Except the guy who called him is actually the Wizard in disguise, and the camera is actually a hypnotic device.
The Wizard could just kill the Human Torch, but actually his plan is taking the Torch’s identity so that he can commit crimes without being identified.
There are a couple of things wrong with those two panels.
First: that’s an awkward place to put an editor’s note!
Second: the Wizard is impersonating the Torch AGAIN!? This is becoming REALLY repetitive!
Third: you’re going to use wax to disguise yourself!? Even if your act requires you to SET YOURSELF ON FIRE!?
At least have the decency to use an asbestos costume or asbestos wax!
(also: I have no idea what “a cold-flame unit” even means)
It seems that Wizard can also imitate the Torch’s voice perfectly, because his sister doesn’t even recognizes him until she notices his chortle.
Wait, his WHAT?
Don’t scare me like that, 1964!
The Wizard keeps the Human Torch and the Invisible Girl prisoners inside an advertisement out of a Bill Finger story.
Now the Wizard deals with the remaining two members of the Fantastic Four.
The smartest man in the world, ladies and gentlemen.
The best part of the story… the only part that is even remotely interesting, really… is watching the Wizard boast about the capabilities of what will become his signature technology: the gravity disks.
He doesn’t do anything with them within the story proper, mind you, but it does help to have SOME creative panels.
Eventually the Torch figures out a way to escape his prison even if the walls are covered by asbestos wallpaper (which we’ve already seen before)
There’s only enough oxygen to create a small flame (but enough to breathe for hours I guess), so the Torch can’t simply burst out.
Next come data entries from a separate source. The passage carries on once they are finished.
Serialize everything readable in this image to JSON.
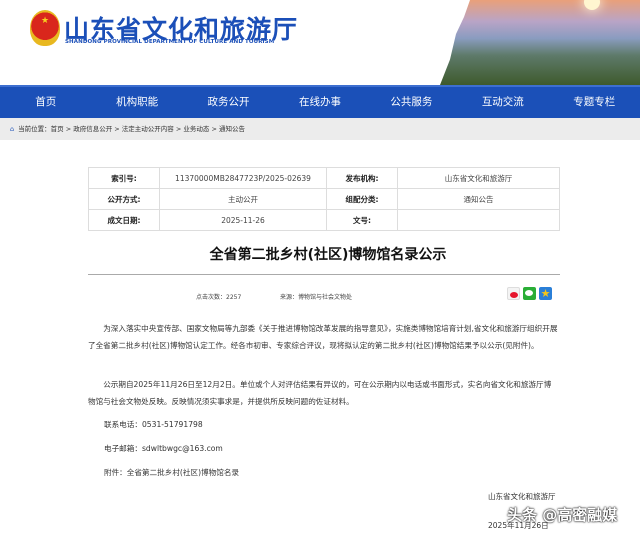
{
  "header": {
    "title": "山东省文化和旅游厅",
    "subtitle": "SHANDONG PROVINCIAL DEPARTMENT OF CULTURE AND  TOURISM"
  },
  "nav": [
    "首页",
    "机构职能",
    "政务公开",
    "在线办事",
    "公共服务",
    "互动交流",
    "专题专栏"
  ],
  "breadcrumb": {
    "label": "当前位置：",
    "path": "首页 > 政府信息公开 > 法定主动公开内容 > 业务动态 > 通知公告"
  },
  "info": {
    "index_label": "索引号:",
    "index": "11370000MB2847723P/2025-02639",
    "publisher_label": "发布机构:",
    "publisher": "山东省文化和旅游厅",
    "mode_label": "公开方式:",
    "mode": "主动公开",
    "category_label": "组配分类:",
    "category": "通知公告",
    "date_label": "成文日期:",
    "date": "2025-11-26",
    "docno_label": "文号:",
    "docno": ""
  },
  "article": {
    "title": "全省第二批乡村(社区)博物馆名录公示",
    "clicks_label": "点击次数：",
    "clicks": "2257",
    "source_label": "来源：",
    "source": "博物馆与社会文物处",
    "p1": "为深入落实中央宣传部、国家文物局等九部委《关于推进博物馆改革发展的指导意见》，实施类博物馆培育计划,省文化和旅游厅组织开展了全省第二批乡村(社区)博物馆认定工作。经各市初审、专家综合评议，现将拟认定的第二批乡村(社区)博物馆结果予以公示(见附件)。",
    "p2": "公示期自2025年11月26日至12月2日。单位或个人对评估结果有异议的，可在公示期内以电话或书面形式，实名向省文化和旅游厅博物馆与社会文物处反映。反映情况须实事求是，并提供所反映问题的佐证材料。",
    "phone": "联系电话：0531-51791798",
    "email": "电子邮箱：sdwltbwgc@163.com",
    "attachment": "附件：全省第二批乡村(社区)博物馆名录",
    "signature": "山东省文化和旅游厅",
    "sign_date": "2025年11月26日"
  },
  "watermark": "头条 @高密融媒"
}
His solution is admittedly more creative than I expected.
Mr Fantastic and the Thing free them; the Torch IMMEDIATELY finds the Wizard’s hideout, and he’s greeted by a shotgun that fires antigravity disks.
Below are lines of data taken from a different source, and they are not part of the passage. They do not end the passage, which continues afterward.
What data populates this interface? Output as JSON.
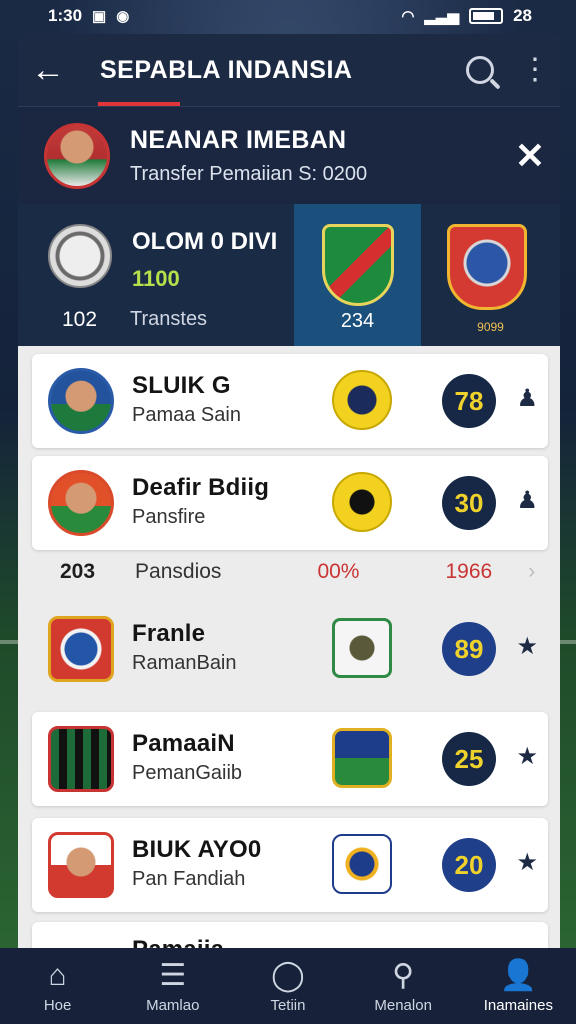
{
  "status": {
    "time": "1:30",
    "battery": "28"
  },
  "header": {
    "title": "SEPABLA INDANSIA"
  },
  "notice": {
    "title": "NEANAR IMEBAN",
    "subtitle": "Transfer Pemaiian S: 0200"
  },
  "score": {
    "name": "OLOM 0 DIVI",
    "value": "1100",
    "count": "102",
    "label": "Transtes",
    "mid_number": "234",
    "right_number": "9099"
  },
  "players": [
    {
      "name": "SLUIK G",
      "sub": "Pamaa Sain",
      "rating": "78"
    },
    {
      "name": "Deafir Bdiig",
      "sub": "Pansfire",
      "rating": "30"
    },
    {
      "name": "Franle",
      "sub": "RamanBain",
      "rating": "89"
    },
    {
      "name": "PamaaiN",
      "sub": "PemanGaiib",
      "rating": "25"
    },
    {
      "name": "BIUK AYO0",
      "sub": "Pan Fandiah",
      "rating": "20"
    },
    {
      "name": "Pamaiia",
      "sub": "",
      "rating": ""
    }
  ],
  "summary_row": {
    "count": "203",
    "label": "Pansdios",
    "percent": "00%",
    "year": "1966"
  },
  "nav": [
    {
      "label": "Hoe",
      "icon": "home-icon"
    },
    {
      "label": "Mamlao",
      "icon": "list-icon"
    },
    {
      "label": "Tetiin",
      "icon": "chat-icon"
    },
    {
      "label": "Menalon",
      "icon": "search-notification-icon"
    },
    {
      "label": "Inamaines",
      "icon": "profile-icon"
    }
  ]
}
I will remind you that the Wizard is supposed to be one of the smartest men on the planet.
The Wizard gets away with one of his antigravity disks, just when the Torch loses his flame.
Except the disk is jammed, and the Wizard ends up being stuck in the stratosphere.
He will eventually be rescued by Trapster, go on to create the Frightful Four with him and become an actually interesting villain, but as far as this comic is concerned, that’s the end.
Good thing the Wizard will be transferred to the Fantastic Four because he really sucks against the Human Torch.
Historical significance: 1/10
The disappointing origin of the Wizard’s gravity disks.
Silver Age-ness: 8/10
Everyone is way, WAY too stupid for any other era.
Does it stand the test of time? 0/10
They ran out of ideas for this series rather quickly, isn’t it? The Wizard is basically rehashing his previous plans and succeeding only in coming up as even lamer.
Which is a shame because the Wizard will become a really interesting villain on the pages of Fantastic Four… where his rival will become Reed Richards instead of the Torch, which frankly makes more sense. He has basically zero chemistry with the Torch.
Cancer count: 17
Adding the return of asbestos wallpaper
“Cold flame machines” are an actual real-world thing used in the pyrotechnics industry, you’ve probably actually seen them in concerts stage shows or at some showy sporting events or political rallies. If I understand the process correctly they burn gasses with extremely low ignition points and chemical additives for colors, so the flames they produce look impressive but are cool enough that they aren’t actually harmful to a human being. I don’t think you could realistically imitate the human torch with any of the ones that actually exist (which is why practical SFX work with the “burning man” effects use fireproof suits and hotter flames) but, well, the Wizard invented anti-gravity discs that can hypothetically lift a battleship. Willing to be he could improve on existing cold flame tech to the degree shown in the story – and the little heat generated presumably wouldn’t risk melting his disguise or setting his clothes on fire. You’d think people would notice the relative lack of heat coming off him when he’s nearby, though. One might also reasonably ask why he didn’t just steal the Torch’s costume for his impersonation while he had the chance, of course.